After builders and architects criticized the city’s tree ordinance, officials hope an advisory board can sort through any issues in the existing regulations.
On Monday, several leading figures from Sarasota’s development and design community attended a City Commission meeting to say the tree ordinance in place is too onerous — and a new regulation the city was considering would be even worse.
For nearly two years, the city has worked with residents concerned that an increase in development has lead to the removal of valuable parts of the urban tree canopy. The commission approved a series of stronger regulations last year, changes that have become a source of frustration for builders and planners.
There was a long list of complaints at Monday’s meeting. The city was taking a myopic approach, focusing too much on individual trees and not enough on how to create a well planned canopy, architect Michael Halflants said. The regulations often fail to draw a distinction between valuable trees and trees of poor quality, said Steve Ellis, owner of custom home company My Green Buildings.
Members of the Manatee-Sarasota Building Industry Association said the regulations discouraged new projects and hurt homeowners’ property values. And Christine Robinson, executive director of the Argus Foundation, told the commission to take stock of the volume of issues that were brought up Monday.
“How did this get to this point, and why do you have so many people in the room here today?” Robinson said.
The commission decided the city should take the time to thoroughly consider those questions. The board rejected the most controversial proposal under consideration Monday, which would require developers to mitigate any removed trees inch-for-inch, based on diameter at breast height.
It also voted unanimously to begin the process of creating a citizen-led advisory board to deal with tree-related issues, with the goal of devising new regulations that are less controversial.
Arlington Park resident Nathan Wilson has been a leading advocate for a stronger tree protection ordinance, and he was pleased with the outcome of Monday’s meeting. The city did approve one new regulation, which allows building to plant trees on private property within a neighborhood — if there are any volunteers — to mitigate for the impact of their project.
Wilson also saw the presence of the development community as a good thing, even if they were upset about regulations. As the city has approved previous changes to the tree ordinance, there were few voices from builders sharing their thoughts.
Wilson hopes that now, with an advisory board coming together, both sides will be able to work collaboratively toward a solution.
“I’m not a builder; I don’t know the problems they’re having,” Wilson said. “I just know the problems I’m having. I think it’s great if we all get together and work it out.”
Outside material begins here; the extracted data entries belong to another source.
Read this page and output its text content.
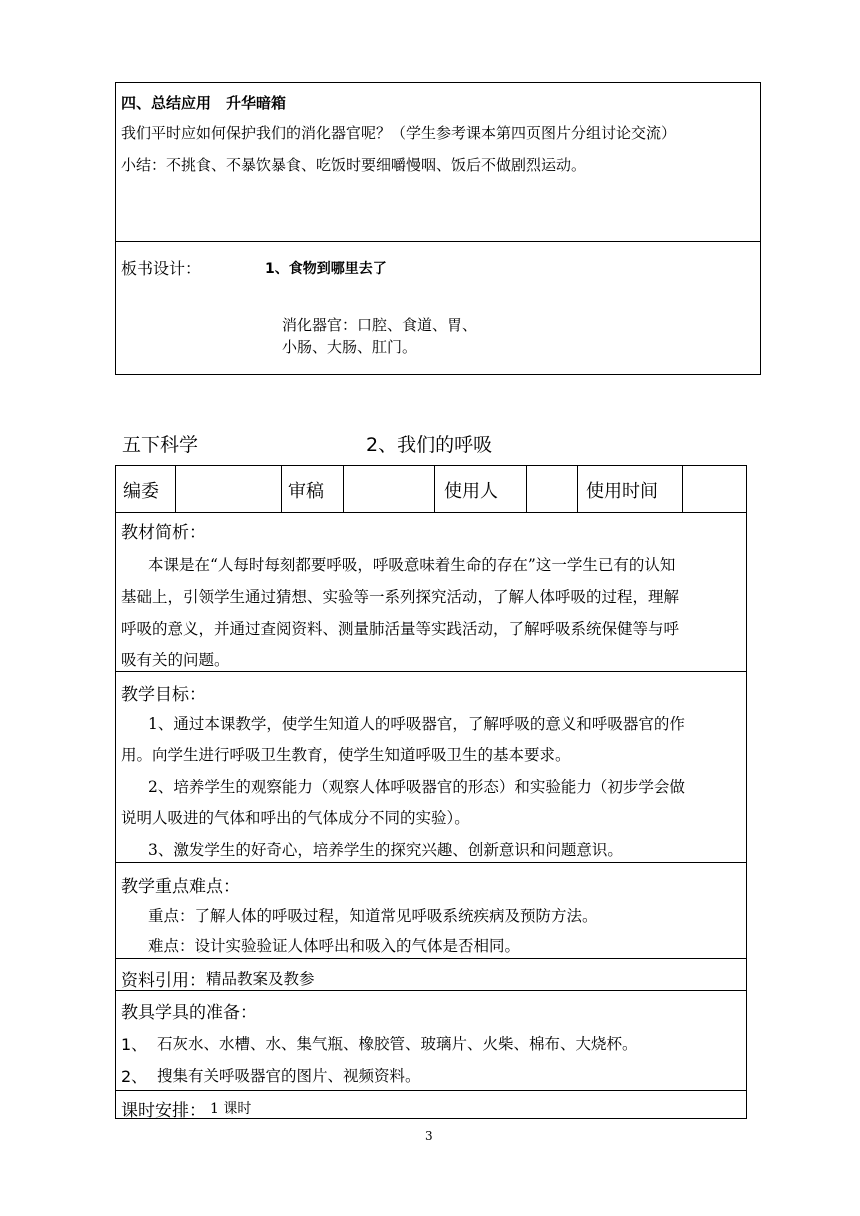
四、总结应用　升华暗箱
我们平时应如何保护我们的消化器官呢？（学生参考课本第四页图片分组讨论交流）
小结：不挑食、不暴饮暴食、吃饭时要细嚼慢咽、饭后不做剧烈运动。
板书设计：	1、食物到哪里去了
消化器官：口腔、食道、胃、
小肠、大肠、肛门。
五下科学	2、我们的呼吸
编委	审稿	使用人	使用时间
教材简析：
本课是在“人每时每刻都要呼吸，呼吸意味着生命的存在”这一学生已有的认知
基础上，引领学生通过猜想、实验等一系列探究活动，了解人体呼吸的过程，理解
呼吸的意义，并通过查阅资料、测量肺活量等实践活动，了解呼吸系统保健等与呼
吸有关的问题。
教学目标：
1、通过本课教学，使学生知道人的呼吸器官，了解呼吸的意义和呼吸器官的作
用。向学生进行呼吸卫生教育，使学生知道呼吸卫生的基本要求。
2、培养学生的观察能力（观察人体呼吸器官的形态）和实验能力（初步学会做
说明人吸进的气体和呼出的气体成分不同的实验）。
3、激发学生的好奇心，培养学生的探究兴趣、创新意识和问题意识。
教学重点难点：
重点：了解人体的呼吸过程，知道常见呼吸系统疾病及预防方法。
难点：设计实验验证人体呼出和吸入的气体是否相同。
资料引用： 精品教案及教参
教具学具的准备：
1、 石灰水、水槽、水、集气瓶、橡胶管、玻璃片、火柴、棉布、大烧杯。
2、 搜集有关呼吸器官的图片、视频资料。
课时安排： 1 课时
3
In other action at Monday’s commission meeting:
- The board voted unanimously to begin the process of renaming Pineapple Park for Paul Thorpe. Dozens of residents showed up to advocate for honoring Thorpe, whose contributions during more than four decades in Sarasota have earned him the nickname “Mr. Downtown.”
Staff is preparing a formal resolution to change the name of the park, located at Pineapple Avenue and Lemon Avenue, for the June 19 commission meeting.
- The commission canceled its search for artwork at the State Street parking garage following concerns regarding a potential conflict of interest.
The city demoted and docked the salary of three employees, including Parking Manager Mark Lyons, after they failed to inform the Public Art Committee that one of the final proposals for the garage project came from Lyons’ son-in-law.
The commission directed staff to put out another call to artists for proposals for artwork within the garage.
- In a 3-2 vote, the commission decided to go forward with an effort to recoup legal fees from Citizens for Sunshine following the conclusion of the lawsuit against former Commissioner Susan Chapman.
Commissioners expressed a desire to push back against Citizens for Sunshine, which attempted to expand the scope of the state’s open meeting laws in the suit against Chapman, according to City Attorney Robert Fournier. But Fournier and Chapman’s Attorney, Thomas Schults, acknowledged the odds of recouping the nearly $400,000 in legal fees the city has spent are low, because Citizens for Sunshine has claimed it has no assets.
- The commission appointed architect Damien Blumetti and neighborhood leader Kathy Kelley Ohlrich to join the Planning Board.